ECLI:NL:HR:2007:BA0143
Hoge Raad
- Herziening
- F.H. Koster
- J.P. Balkema
- A.J.A. van Dorst
- Rechtspraak.nl
Herziening van een veroordeling wegens medeplichtigheid aan diefstal met geweld
In deze zaak heeft de Hoge Raad op 20 februari 2007 uitspraak gedaan over een aanvrage tot herziening van een eerder arrest van het Gerechtshof te Amsterdam. De aanvrager, vertegenwoordigd door mr. W.H. Jonkers, had een veroordeling tot zeventien maanden gevangenisstraf ontvangen voor medeplichtigheid aan diefstal, voorafgegaan en vergezeld van geweld en bedreiging met geweld. Deze veroordeling was eerder uitgesproken door het Hof, met vernietiging van een vonnis van de Rechtbank te Utrecht.

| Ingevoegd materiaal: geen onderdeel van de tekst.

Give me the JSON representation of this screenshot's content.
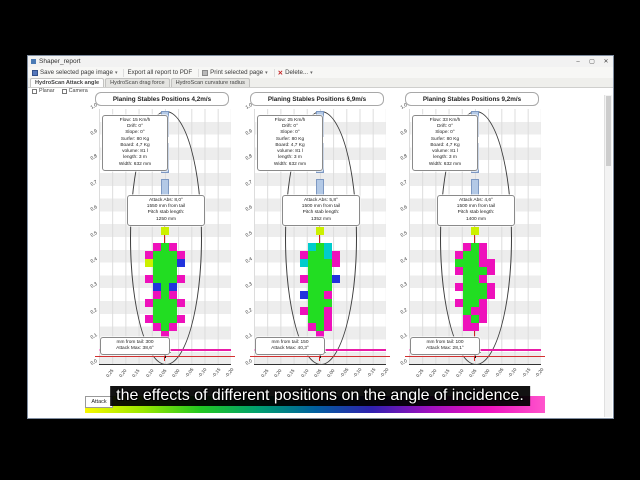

De aanvrage tot herziening was gebaseerd op nieuwe verklaringen van getuigen die niet eerder in het proces waren gehoord. De Hoge Raad oordeelde dat voor een herziening van een veroordeling, de aanvrager aannemelijk moet maken dat de nieuwe getuigenverklaringen van zodanige aard zijn dat deze het onderzoek der zaak zouden hebben beïnvloed. De Hoge Raad stelde vast dat de redenen die door getuige 1 werden opgegeven voor het terugkomen op zijn eerdere verklaringen onvoldoende waren om aan te nemen dat deze verklaringen onjuist waren.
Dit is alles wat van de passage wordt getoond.